Running a successful start-up comes down to a simple question of economics. In fact, starting and running a business is a practice almost as old as humankind itself. But, no venture should start starting-up without an appreciation for the fundamental laws of demand and supply.
Identifying your market, classifying your customer base, quantifying your market proposition and refining your product or service niche are crucial steps before any go-to-market strategy is implemented. The basic rules of economics are simple enough to take on board and, from that core position of modelling and analysis, any start-up can begin its commercial journey towards potential profitability.
It’s a very good idea for any firm to look for mentorship opportunities. Working with mentors, who have almost certainly made all the mistakes before and who understand cyclical trends, can make a huge difference. These are people, firms, groups or bodies who know what works and what doesn’t.
In some cases, start-ups will find that established corporates and sector leaders take a somewhat benevolent view to start-ups. These firms form start-up programmes designed to encourage new entrants to the market and see the presence of new innovators as a positive thing that ultimately increases product and service diversity while also amplifying the total perception of any given industry.
In a demanding market, such as hospitality, where margins can be thin, the opportunity to work with seasoned professionals can be a huge boost. Formalised mentor networks exist and are easy to find on the web, but informal relationships are also of value.
Every start-up will need some degree of funding and there are a variety of ways to bring this initial capital investment into the business. While some will look to the “new age” route of crowdfunding (think Indiegogo, FundRazr or KickStarter), others will turn to more traditional methods such as bank loans or venture capital (VC) investment.
Bringing funding into the business is not as simple as asking for money. From crowdfunding to VC, every investor needs to be sold the idea or concept being presented. Because of this, it’s vital to lay down a strategy and identify what the unique selling point (USP) of the business is.
A differentiation and demarcation strategy is vital if a start-up wants to avoid coming across as a “me too” product or service that already exists.
Strategy and cunning plans
Talking of strategy, no business in the hospitality industry, or any vertical for that matter, can operate without strategic planning. Strategy is the methodology, the process and the means to producing tactics – and tactics lead to action. These actions ultimately lead to business processes and operations being designed to deliver profitable outcomes.
But strategy must come before tactics, that’s just the way it works. Dovetailing with any start-up’s strategy is the need for marketing. In hospitality, as in non-related fields as wide as healthcare or finance, marketing is a fundamental vehicle for taking a product or service to market and communicating with a defined target audience.

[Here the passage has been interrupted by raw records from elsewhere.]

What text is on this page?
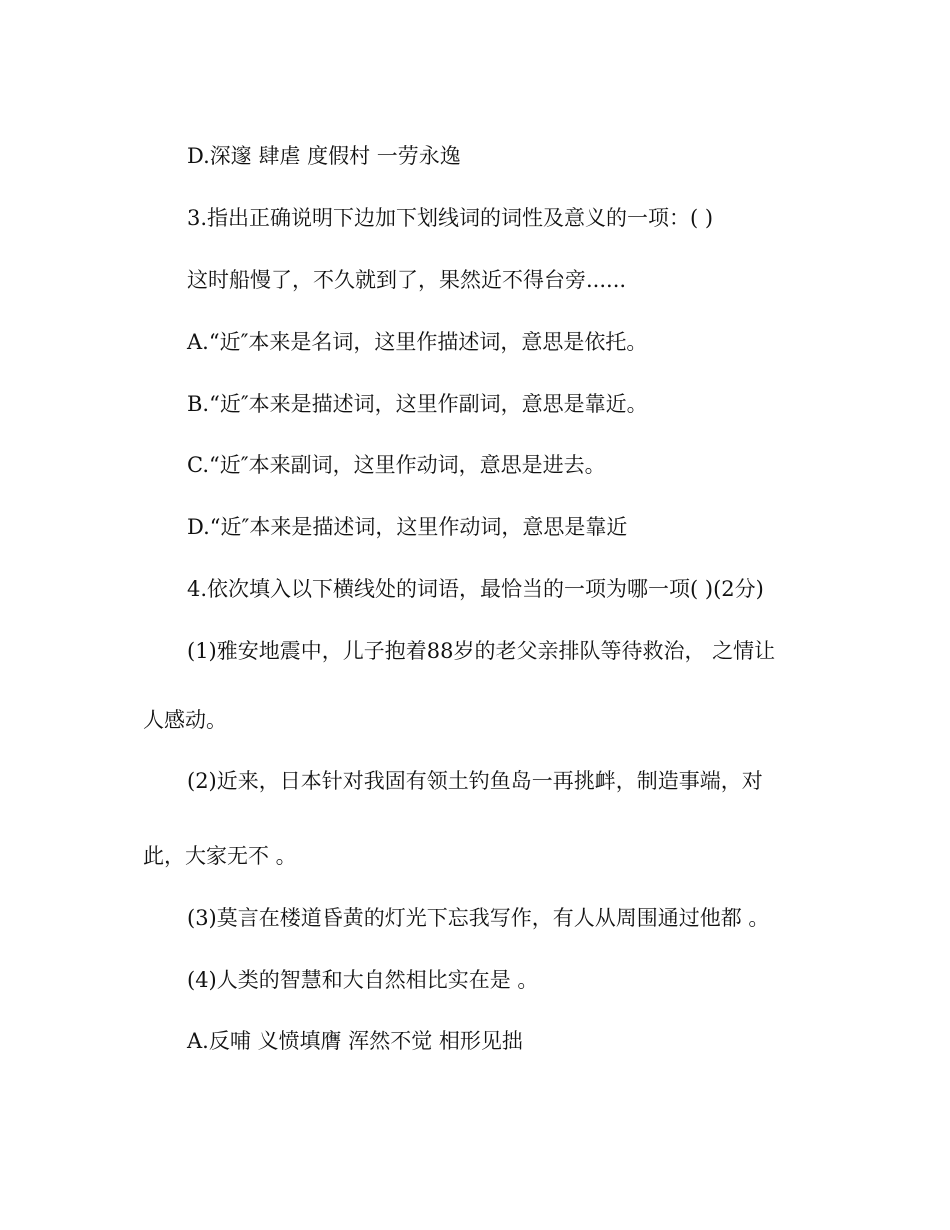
D.深邃 肆虐 度假村 一劳永逸
3.指出正确说明下边加下划线词的词性及意义的一项：( )
这时船慢了，不久就到了，果然近不得台旁......
A.“近″本来是名词，这里作描述词，意思是依托。
B.“近″本来是描述词，这里作副词，意思是靠近。
C.“近″本来副词，这里作动词，意思是进去。
D.“近″本来是描述词，这里作动词，意思是靠近
4.依次填入以下横线处的词语，最恰当的一项为哪一项( )(2分)
(1)雅安地震中，儿子抱着88岁的老父亲排队等待救治， 之情让
人感动。
(2)近来，日本针对我固有领土钓鱼岛一再挑衅，制造事端，对
此，大家无不 。
(3)莫言在楼道昏黄的灯光下忘我写作，有人从周围通过他都 。
(4)人类的智慧和大自然相比实在是 。
A.反哺 义愤填膺 浑然不觉 相形见拙
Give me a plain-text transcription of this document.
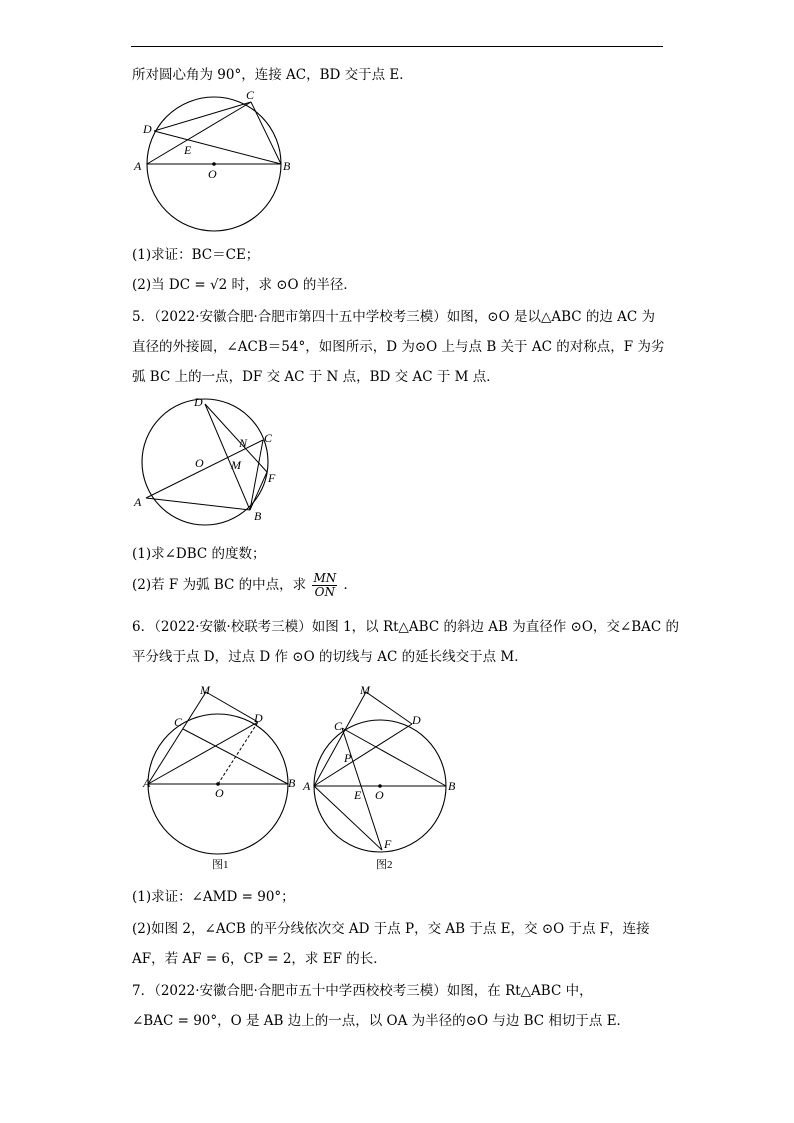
所对圆心角为 90°，连接 AC，BD 交于点 E．
A	B
C
D
E
O
(1)求证：BC＝CE；
(2)当 DC = √2 时，求 ⊙O 的半径．
5．（2022·安徽合肥·合肥市第四十五中学校考三模）如图，⊙O 是以△ABC 的边 AC 为
直径的外接圆，∠ACB＝54°，如图所示，D 为⊙O 上与点 B 关于 AC 的对称点，F 为劣
弧 BC 上的一点，DF 交 AC 于 N 点，BD 交 AC 于 M 点．
A
B
C
D
F
M
N
O
(1)求∠DBC 的度数；
(2)若 F 为弧 BC 的中点，求 $\frac{MN}{ON}$ ．
6．（2022·安徽·校联考三模）如图 1，以 Rt△ABC 的斜边 AB 为直径作 ⊙O，交∠BAC 的
平分线于点 D，过点 D 作 ⊙O 的切线与 AC 的延长线交于点 M．
M
C	D
A	B
O
图1
M
C	D
P
A	B
E O
F
图2
(1)求证：∠AMD = 90°；
(2)如图 2，∠ACB 的平分线依次交 AD 于点 P，交 AB 于点 E，交 ⊙O 于点 F，连接
AF，若 AF = 6，CP = 2，求 EF 的长．
7．（2022·安徽合肥·合肥市五十中学西校校考三模）如图，在 Rt△ABC 中，
∠BAC = 90°，O 是 AB 边上的一点，以 OA 为半径的⊙O 与边 BC 相切于点 E．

While many components make up the so-called “marketing mix”, key elements will always feature advertising, promotions and, especially today, social outreach through digital channels. As part of marketing strategies, firms will also need to think about customer segmentation and price differentiation to be relevant in a constantly changing and dynamic market.

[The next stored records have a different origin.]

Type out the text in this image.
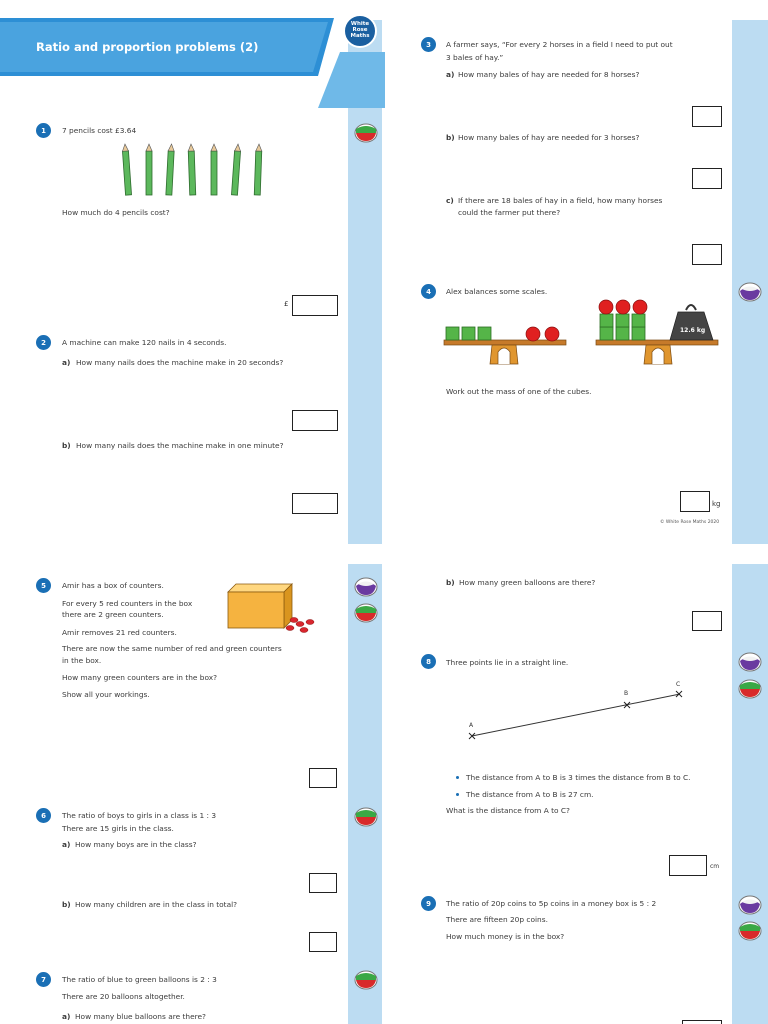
Ratio and proportion problems (2)
White
Rose
Maths
1	7 pencils cost £3.64
How much do 4 pencils cost?
£
2	A machine can make 120 nails in 4 seconds.
a) How many nails does the machine make in 20 seconds?
b) How many nails does the machine make in one minute?
3	A farmer says, “For every 2 horses in a field I need to put out
3 bales of hay.”
a) How many bales of hay are needed for 8 horses?
b) How many bales of hay are needed for 3 horses?
c) If there are 18 bales of hay in a field, how many horses
could the farmer put there?
4	Alex balances some scales.
12.6 kg
Work out the mass of one of the cubes.
kg
© White Rose Maths 2020
5	Amir has a box of counters.
For every 5 red counters in the box
there are 2 green counters.
Amir removes 21 red counters.
There are now the same number of red and green counters
in the box.
How many green counters are in the box?
Show all your workings.
6	The ratio of boys to girls in a class is 1 : 3
There are 15 girls in the class.
a) How many boys are in the class?
b) How many children are in the class in total?
7	The ratio of blue to green balloons is 2 : 3
There are 20 balloons altogether.
a) How many blue balloons are there?
b) How many green balloons are there?
8	Three points lie in a straight line.
A
B
C
The distance from A to B is 3 times the distance from B to C.
The distance from A to B is 27 cm.
What is the distance from A to C?
cm
9	The ratio of 20p coins to 5p coins in a money box is 5 : 2
There are fifteen 20p coins.
How much money is in the box?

Another important part of the way start-ups can travel towards business success is the presence of start-up accelerators. These programmes and initiatives are designed to support early-stage firms who are directly focused on the growth and development of their business operations.
Through the use of education, mentorship and the injection of a certain degree of finance, start-up accelerators usually agree to work with new firms for a fixed and agreed length of time. During the period of engagement, start-up accelerators provide a programme of often very intensive immersion into activities designed to educate, guide, instruct and plan for longer term growth, expansion and, ultimately, to take the start-up towards more guaranteed levels of profitability.
Being a start-up is tough, but in the modern connected business world the availability of resources available to support growth is expanding all the time. If you’re thinking about creating a start-up, then you’ve already started, so keep going!